Of course, we weren’t always at each other’s throats. She always was and still is my closest confidante. We had nightly gossip sessions where we’d curl up in her bed and walk each other through our days after work. We’d watch House Hunters together and swap books and spend hours planting the garden each spring. She came to all my swim meets, held me while I cried over breakups, and did my hair for prom. She taught me how to drive and even took the blame when I backed into a fence and shattered the back window of her car (oops). We didn’t always see eye to eye, but I never doubted that I was loved and supported.
And luckily, a little distance and perspective brought us back to each other with open arms. Today our relationship is stronger than ever. As I begin to navigate the world, I respect my mom more and more as a woman. I’ve watched her stand up for her convictions and overcome a yearlong battle with breast cancer. She worked my whole life but always had time to volunteer at schools and sports events. She was also driven in an era when women weren’t encouraged to be; she eschewed the traditional roles of the early 1960s and went to college to get a degree in nursing, eventually earning her Master’s in Nursing Administration. Before meeting my dad, she spent years as an independent career woman and traveled the world in her spare time (which eventually brought her to Tashkent, Uzbekistan, and to a certain goofball with a mullet and a jean jacket). When she was my age she was already working full-time and paying her own bills, while still making time for Tuesday night pints.
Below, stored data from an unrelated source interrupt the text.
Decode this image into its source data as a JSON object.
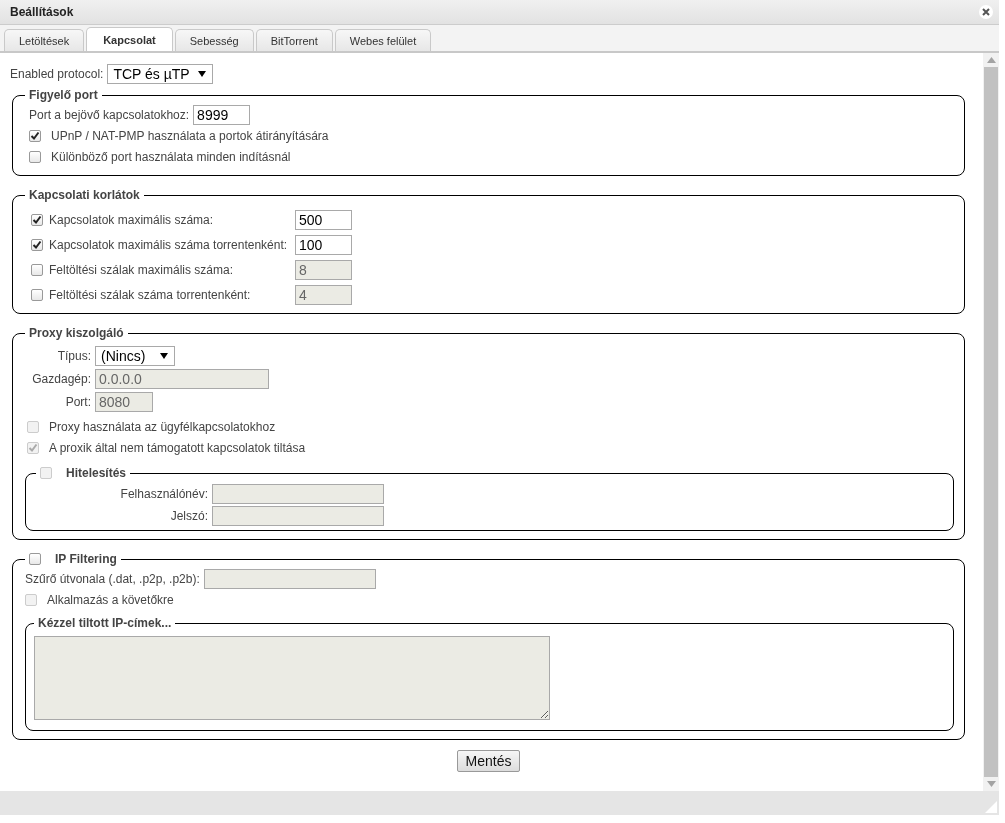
{
  "window": {
    "title": "Beállítások"
  },
  "tabs": [
    {
      "label": "Letöltések",
      "selected": false
    },
    {
      "label": "Kapcsolat",
      "selected": true
    },
    {
      "label": "Sebesség",
      "selected": false
    },
    {
      "label": "BitTorrent",
      "selected": false
    },
    {
      "label": "Webes felület",
      "selected": false
    }
  ],
  "protocol": {
    "label": "Enabled protocol:",
    "value": "TCP és µTP"
  },
  "listening_port": {
    "title": "Figyelő port",
    "port_label": "Port a bejövő kapcsolatokhoz:",
    "port_value": "8999",
    "options": [
      {
        "label": "UPnP / NAT-PMP használata a portok átirányítására",
        "checked": true,
        "disabled": false
      },
      {
        "label": "Különböző port használata minden indításnál",
        "checked": false,
        "disabled": false
      }
    ]
  },
  "connection_limits": {
    "title": "Kapcsolati korlátok",
    "rows": [
      {
        "label": "Kapcsolatok maximális száma:",
        "checked": true,
        "value": "500"
      },
      {
        "label": "Kapcsolatok maximális száma torrentenként:",
        "checked": true,
        "value": "100"
      },
      {
        "label": "Feltöltési szálak maximális száma:",
        "checked": false,
        "value": "8"
      },
      {
        "label": "Feltöltési szálak száma torrentenként:",
        "checked": false,
        "value": "4"
      }
    ]
  },
  "proxy": {
    "title": "Proxy kiszolgáló",
    "type_label": "Típus:",
    "type_value": "(Nincs)",
    "host_label": "Gazdagép:",
    "host_value": "0.0.0.0",
    "port_label": "Port:",
    "port_value": "8080",
    "options": [
      {
        "label": "Proxy használata az ügyfélkapcsolatokhoz",
        "checked": false,
        "disabled": true
      },
      {
        "label": "A proxik által nem támogatott kapcsolatok tiltása",
        "checked": true,
        "disabled": true
      }
    ],
    "authentication": {
      "title": "Hitelesítés",
      "checked": false,
      "disabled": true,
      "username_label": "Felhasználónév:",
      "password_label": "Jelszó:"
    }
  },
  "ip_filtering": {
    "title": "IP Filtering",
    "checked": false,
    "disabled": false,
    "path_label": "Szűrő útvonala (.dat, .p2p, .p2b):",
    "apply": {
      "label": "Alkalmazás a követőkre",
      "checked": false,
      "disabled": true
    },
    "banned_title": "Kézzel tiltott IP-címek..."
  },
  "save_button": "Mentés"
}
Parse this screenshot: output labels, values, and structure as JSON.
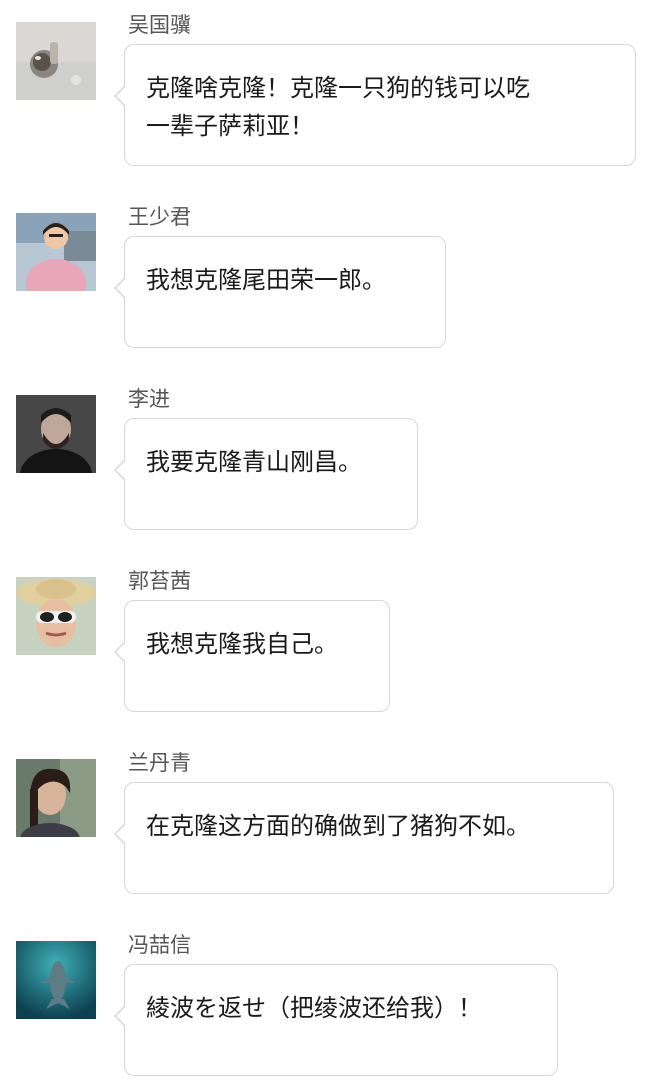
{
  "comments": [
    {
      "name": "吴国骥",
      "avatar": "avatar-glass-ball",
      "text": "克隆啥克隆！克隆一只狗的钱可以吃\n一辈子萨莉亚！"
    },
    {
      "name": "王少君",
      "avatar": "avatar-woman-pink-sweater",
      "text": "我想克隆尾田荣一郎。"
    },
    {
      "name": "李进",
      "avatar": "avatar-bearded-man",
      "text": "我要克隆青山刚昌。"
    },
    {
      "name": "郭苔茜",
      "avatar": "avatar-straw-hat-sunglasses",
      "text": "我想克隆我自己。"
    },
    {
      "name": "兰丹青",
      "avatar": "avatar-woman-portrait",
      "text": "在克隆这方面的确做到了猪狗不如。"
    },
    {
      "name": "冯喆信",
      "avatar": "avatar-dolphin-underwater",
      "text": "綾波を返せ（把绫波还给我）！"
    }
  ]
}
My own entrance into the adult world is much less “adult.” At 21 I am graduating with a B.S. in Journalism and an approximate shitload of debt. I’m taking an unpaid summer internship and am crashing on a friend’s futon all summer to avoid paying rent. I constantly worry about my impending student loan payments and whether I’ll ever be paid to write articles. But whatever happens, I know I have the full support of my mom. I can solve most of my problems on my own now, but it’s nice to know she’s just a phone call away.
Even though we’re on different coasts, she’ll always be the first person I go to for advice and emotional support. And as we age, I look forward to our relationship becoming more and more of a friendship. Getting older has allowed us to develop a more reciprocal relationship; I worry about her well-being as much as she worries about mine. I worry about how hard she works and how critical she is of herself—and I know she would say the same about me.
Of course, her hopes for us are more practical than mine. “As we get older, I hope for stability and happiness,” she says. “And no debt!”